Each balloon had a free ticket attached to it for the play The Wolf of
Wall Street starring George Bancroft. Fefferman enrolled in 1930 at the
University of Minnesota, graduating four years later with a degree in civil
engineering. He worked for the
Department of the Interior on the Menominee Reservation in Wisconsin, designing
roads, bridges, telephone line routes and ground water storage areas. He later
moved to the Park Commission, for which he helped lay out footbridges at what is
now the Twin Cities Airport. He moved to San Diego in 1943 to join Consolidated
Vultee Aircraft Corporation, which later became known as Convair, and worked on
such projects as the B23, Convair 880, 990, Charger, F102 and F106.

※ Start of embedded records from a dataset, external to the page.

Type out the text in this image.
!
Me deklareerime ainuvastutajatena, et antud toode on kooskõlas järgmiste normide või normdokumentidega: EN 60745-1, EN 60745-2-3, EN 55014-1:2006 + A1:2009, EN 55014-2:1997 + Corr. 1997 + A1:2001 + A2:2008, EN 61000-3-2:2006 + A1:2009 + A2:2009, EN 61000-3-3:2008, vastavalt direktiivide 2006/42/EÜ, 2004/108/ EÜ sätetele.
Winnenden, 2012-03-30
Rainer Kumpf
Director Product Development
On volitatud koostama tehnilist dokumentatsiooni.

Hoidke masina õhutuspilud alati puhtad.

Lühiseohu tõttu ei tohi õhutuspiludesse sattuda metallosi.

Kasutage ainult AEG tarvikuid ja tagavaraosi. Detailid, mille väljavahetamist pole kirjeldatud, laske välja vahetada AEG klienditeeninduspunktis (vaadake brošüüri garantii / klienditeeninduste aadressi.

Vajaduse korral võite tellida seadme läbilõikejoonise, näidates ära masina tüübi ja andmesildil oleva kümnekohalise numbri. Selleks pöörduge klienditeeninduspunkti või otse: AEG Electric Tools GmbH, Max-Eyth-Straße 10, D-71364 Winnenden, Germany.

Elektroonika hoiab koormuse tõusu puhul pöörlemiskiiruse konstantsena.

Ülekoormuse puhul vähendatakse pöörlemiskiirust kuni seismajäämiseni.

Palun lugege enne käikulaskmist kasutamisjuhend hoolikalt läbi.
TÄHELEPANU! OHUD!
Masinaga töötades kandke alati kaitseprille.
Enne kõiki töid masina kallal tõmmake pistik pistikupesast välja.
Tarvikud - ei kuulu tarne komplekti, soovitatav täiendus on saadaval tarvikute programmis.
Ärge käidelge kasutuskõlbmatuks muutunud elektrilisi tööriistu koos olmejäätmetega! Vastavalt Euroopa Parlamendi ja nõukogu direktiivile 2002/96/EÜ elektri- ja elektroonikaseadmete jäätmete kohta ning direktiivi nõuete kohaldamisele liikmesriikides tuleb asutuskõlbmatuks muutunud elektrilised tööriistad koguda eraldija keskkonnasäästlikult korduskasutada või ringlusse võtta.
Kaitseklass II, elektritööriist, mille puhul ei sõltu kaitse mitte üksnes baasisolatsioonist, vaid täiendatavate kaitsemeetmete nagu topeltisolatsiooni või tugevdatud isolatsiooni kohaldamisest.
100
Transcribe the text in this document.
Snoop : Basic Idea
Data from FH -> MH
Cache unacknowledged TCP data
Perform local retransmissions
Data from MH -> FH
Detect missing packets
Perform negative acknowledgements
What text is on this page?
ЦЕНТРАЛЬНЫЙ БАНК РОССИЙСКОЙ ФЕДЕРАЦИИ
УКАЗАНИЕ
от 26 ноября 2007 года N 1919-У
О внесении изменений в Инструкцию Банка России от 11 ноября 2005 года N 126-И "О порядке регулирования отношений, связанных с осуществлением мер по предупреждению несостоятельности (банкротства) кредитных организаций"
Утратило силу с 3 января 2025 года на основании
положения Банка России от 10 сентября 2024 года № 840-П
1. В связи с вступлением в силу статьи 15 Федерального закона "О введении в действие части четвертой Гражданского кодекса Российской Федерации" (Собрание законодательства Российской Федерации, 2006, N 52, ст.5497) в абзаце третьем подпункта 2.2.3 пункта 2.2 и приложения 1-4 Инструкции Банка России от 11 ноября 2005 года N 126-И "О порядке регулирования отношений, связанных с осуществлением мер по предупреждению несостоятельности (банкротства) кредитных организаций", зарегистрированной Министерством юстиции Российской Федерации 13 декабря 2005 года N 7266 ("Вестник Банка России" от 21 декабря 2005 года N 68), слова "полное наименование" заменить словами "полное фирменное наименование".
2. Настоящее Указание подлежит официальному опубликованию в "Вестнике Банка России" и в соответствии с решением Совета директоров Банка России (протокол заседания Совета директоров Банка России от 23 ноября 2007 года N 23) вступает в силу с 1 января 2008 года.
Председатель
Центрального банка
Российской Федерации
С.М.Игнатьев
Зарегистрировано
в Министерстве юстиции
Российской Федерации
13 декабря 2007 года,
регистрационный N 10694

After being named director of engineering administration in 1964, he
helped to engineer the Harbor Drive stress test building.
Fefferman retired from Convair in 1972, and operated his own structural
engineering business for the next 20 years. In 1992, beset with health problems,
Fefferman retired again, and was cared for at home through 1996, when he
transferred to the long-care facility. At graveside services, colleagues
remembered Fefferman’s ever-constant sense of humor.